As it has gotten longer since that nice-neighbourhood pathway initially
opened, my refuge has become busier and buser. While the nebulous
construction fence reclaimed silence for a while, those not willing to
creatively jump their way by have mainly found that a few blocks deeper in
there is another path that links up. The plethora of dogwalkers are very
genteel but I am not particularly after passing pedestrian dog
conversations. The edges of one mown section fringes into occasional fairy
paths through the surrounding layer of Tradescantia luring incautious feet
into the swamp beneath. One of these paths is wholly dry, except where trees
have fallen on or slid through it. Occasional human and dog prints affirm
the way. About 50 metres on there is 5 metres of clear sand/silt riverside
beach, riven by a tiny rivulet down from 6 metres of cliff. The odd shape
and scant primary succession imply a treefall into the river.
Excuse me, I do go on. This week has been both busy and unfulfilling. I
itinerantly teach in some small way. Lately I have been getting university
alumni to migrate from Notepad++ on Microsoft Windows to Emacs orgmode on a
liferaft. The university and town are absolutely owned by the Microsoft
sales rep except for an oily sheen of Google acquisitions. People that find
me come with a sense of being born behind enemy lines.
Enjoining people to orgmode is against my personal current. A hulking
monolith of writing, publishing, scheduling, tabulation, inline rendering of
images and TeX ensconsing the tangle and weave of code. I wonder if Knuth is
for or against this particular progeny of his.

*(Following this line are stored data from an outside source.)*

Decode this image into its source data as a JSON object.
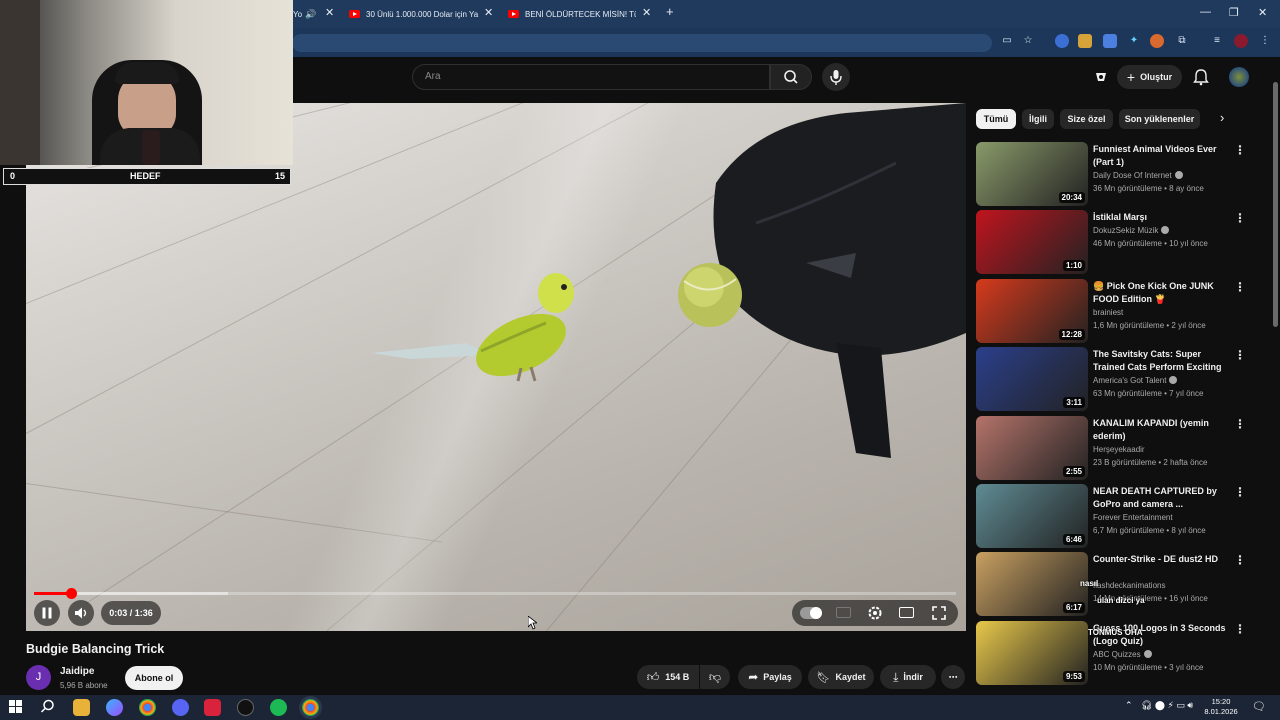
{
  "browser": {
    "tabs": [
      {
        "title": "Yo"
      },
      {
        "title": "30 Ünlü 1.000.000 Dolar için Ya"
      },
      {
        "title": "BENİ ÖLDÜRTECEK MİSİN! Türk"
      }
    ],
    "new_tab": "+",
    "close_glyph": "✕",
    "window_controls": {
      "minimize": "—",
      "restore": "❐",
      "close": "✕"
    }
  },
  "header": {
    "search_placeholder": "Ara",
    "create_label": "Oluştur"
  },
  "overlay": {
    "goal_left": "0",
    "goal_label": "HEDEF",
    "goal_right": "15"
  },
  "player": {
    "time": "0:03 / 1:36",
    "progress_fraction": 0.04,
    "buffer_fraction": 0.21
  },
  "video": {
    "title": "Budgie Balancing Trick",
    "channel_initial": "J",
    "channel_name": "Jaidipe",
    "subscribers": "5,96 B abone",
    "subscribe_label": "Abone ol",
    "likes": "154 B",
    "share_label": "Paylaş",
    "save_label": "Kaydet",
    "download_label": "İndir"
  },
  "sidebar": {
    "chips": [
      "Tümü",
      "İlgili",
      "Size özel",
      "Son yüklenenler"
    ],
    "recommendations": [
      {
        "title": "Funniest Animal Videos Ever (Part 1)",
        "channel": "Daily Dose Of Internet",
        "verified": true,
        "meta": "36 Mn görüntüleme • 8 ay önce",
        "duration": "20:34",
        "thumb": "#8a9a6a"
      },
      {
        "title": "İstiklal Marşı",
        "channel": "DokuzSekiz Müzik",
        "verified": true,
        "meta": "46 Mn görüntüleme • 10 yıl önce",
        "duration": "1:10",
        "thumb": "#c0141e"
      },
      {
        "title": "🍔 Pick One Kick One JUNK FOOD Edition 🍟",
        "channel": "brainiest",
        "verified": false,
        "meta": "1,6 Mn görüntüleme • 2 yıl önce",
        "duration": "12:28",
        "thumb": "#d63a1c"
      },
      {
        "title": "The Savitsky Cats: Super Trained Cats Perform Exciting ...",
        "channel": "America's Got Talent",
        "verified": true,
        "meta": "63 Mn görüntüleme • 7 yıl önce",
        "duration": "3:11",
        "thumb": "#2b3f8c"
      },
      {
        "title": "KANALIM KAPANDI (yemin ederim)",
        "channel": "Herşeyekaadir",
        "verified": false,
        "meta": "23 B görüntüleme • 2 hafta önce",
        "duration": "2:55",
        "thumb": "#b5746a"
      },
      {
        "title": "NEAR DEATH CAPTURED by GoPro and camera ...",
        "channel": "Forever Entertainment",
        "verified": false,
        "meta": "6,7 Mn görüntüleme • 8 yıl önce",
        "duration": "6:46",
        "thumb": "#5f8c94"
      },
      {
        "title": "Counter-Strike - DE dust2 HD",
        "channel": "flashdeckanimations",
        "verified": false,
        "meta": "14 Mn görüntüleme • 16 yıl önce",
        "duration": "6:17",
        "thumb": "#c9a061"
      },
      {
        "title": "Guess 100 Logos in 3 Seconds (Logo Quiz)",
        "channel": "ABC Quizzes",
        "verified": true,
        "meta": "10 Mn görüntüleme • 3 yıl önce",
        "duration": "9:53",
        "thumb": "#e8c84a"
      }
    ]
  },
  "chat_overlay": {
    "line1": "nasıl",
    "line2": "ulan dizci ya",
    "line3": "TONMUS OHA"
  },
  "taskbar": {
    "time": "15:20",
    "date": "8.01.2026"
  }
}
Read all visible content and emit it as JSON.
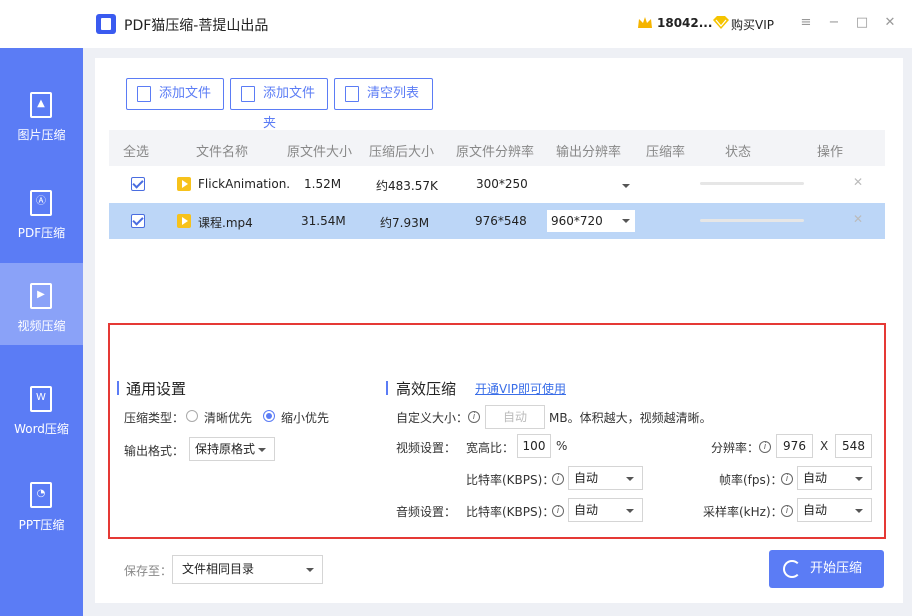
{
  "app": {
    "title": "PDF猫压缩-菩提山出品",
    "coins": "18042...",
    "vip_label": "购买VIP"
  },
  "sidebar": {
    "items": [
      {
        "label": "图片压缩",
        "icon": "image-file-icon"
      },
      {
        "label": "PDF压缩",
        "icon": "pdf-file-icon"
      },
      {
        "label": "视频压缩",
        "icon": "video-file-icon"
      },
      {
        "label": "Word压缩",
        "icon": "word-file-icon"
      },
      {
        "label": "PPT压缩",
        "icon": "ppt-file-icon"
      }
    ],
    "active_index": 2
  },
  "toolbar": {
    "add_file": "添加文件",
    "add_folder": "添加文件夹",
    "clear_list": "清空列表"
  },
  "table": {
    "headers": [
      "全选",
      "文件名称",
      "原文件大小",
      "压缩后大小",
      "原文件分辨率",
      "输出分辨率",
      "压缩率",
      "状态",
      "操作"
    ],
    "rows": [
      {
        "name": "FlickAnimation.",
        "orig_size": "1.52M",
        "new_size": "约483.57K",
        "orig_res": "300*250",
        "out_res": "",
        "selected": false
      },
      {
        "name": "课程.mp4",
        "orig_size": "31.54M",
        "new_size": "约7.93M",
        "orig_res": "976*548",
        "out_res": "960*720",
        "selected": true
      }
    ]
  },
  "general": {
    "title": "通用设置",
    "type_label": "压缩类型：",
    "opt_clear": "清晰优先",
    "opt_small": "缩小优先",
    "selected_option": "缩小优先",
    "format_label": "输出格式：",
    "format_value": "保持原格式"
  },
  "advanced": {
    "title": "高效压缩",
    "vip_link": "开通VIP即可使用",
    "custom_size_label": "自定义大小：",
    "custom_size_value": "自动",
    "custom_size_hint": "MB。体积越大，视频越清晰。",
    "video_label": "视频设置：",
    "aspect_label": "宽高比：",
    "aspect_value": "100",
    "aspect_unit": "%",
    "resolution_label": "分辨率：",
    "res_w": "976",
    "res_x": "X",
    "res_h": "548",
    "video_bitrate_label": "比特率(KBPS)：",
    "video_bitrate_value": "自动",
    "fps_label": "帧率(fps)：",
    "fps_value": "自动",
    "audio_label": "音频设置：",
    "audio_bitrate_label": "比特率(KBPS)：",
    "audio_bitrate_value": "自动",
    "sample_label": "采样率(kHz)：",
    "sample_value": "自动"
  },
  "footer": {
    "save_label": "保存至：",
    "save_value": "文件相同目录",
    "start_label": "开始压缩"
  },
  "colors": {
    "accent": "#5b7cf5",
    "highlight_border": "#e53935",
    "selected_row": "#bcd6f7"
  }
}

What I had been planning to scribble on in this resounding new code silence
from me was constructive solid geometry (CSG). Since I first came upon it in
the context of electromagnetic finite element analysis, I largely inherited
Gmsh. Gmsh sits preferentially upon oce, being the lgpl product bait of yet
another cad software company. I like that Gmsh furnishes a light C api
rather than miring you in C++ idioms (cf cgal and its boost corollary). It
is hard to say what the best choice of CSG is. There are a handful of 3D
programs and their libraries that are GPL3+ rather than the commercial
enticement LGPL. Counter to that is the temptation to - since I know
particular algorithms and standard approaches - just defpackage myself a
little lisp rather than introducing a hard dependency on ECL's sffi. These
packages are the life's work of their major contributors though. Eventually
I will settle down but for now I am a stone doomed to rolling.
Pivoting a second time I deeply enjoyed Boris Shminke's post about deep
learning automated proofs. Deep learning success story articles often
present proofs of the nature and destination of their convergence, those
being the controversial bits of deep learning*. Deep learning converges
somewhere, eventually, and for any particular destination there is a way to
converge there, but whether the place you got and time it took to get there
was really that great can be dubious.
*I think. I would like to pre-defer to Boris on the issue. I am from
classical machine learning around receiver operating characteristic
statistics for foreground segmentation algorithms (slightly tongue in cheek,
what this means is that you come up with a completely arbitrary algorithm
then search for / invent a new receiver operating characteristic metric that
happens to make whatever your algorithm was look good. Two of my favourites
from about 10 years ago were a Chinese research group who proposed some
metric they didn't settle on, but tried something like standard ROC metrics
within subsequent dilations of gold standard foreground segmentations and
counting how the results changed. Less tantilizingly, I saw an article that
claimed to have the highest true positive fraction foreground segmentation
ever recorded! Despite its miserable false positive fraction. (If you just
say 'true' no matter what your input was you can achieve this)).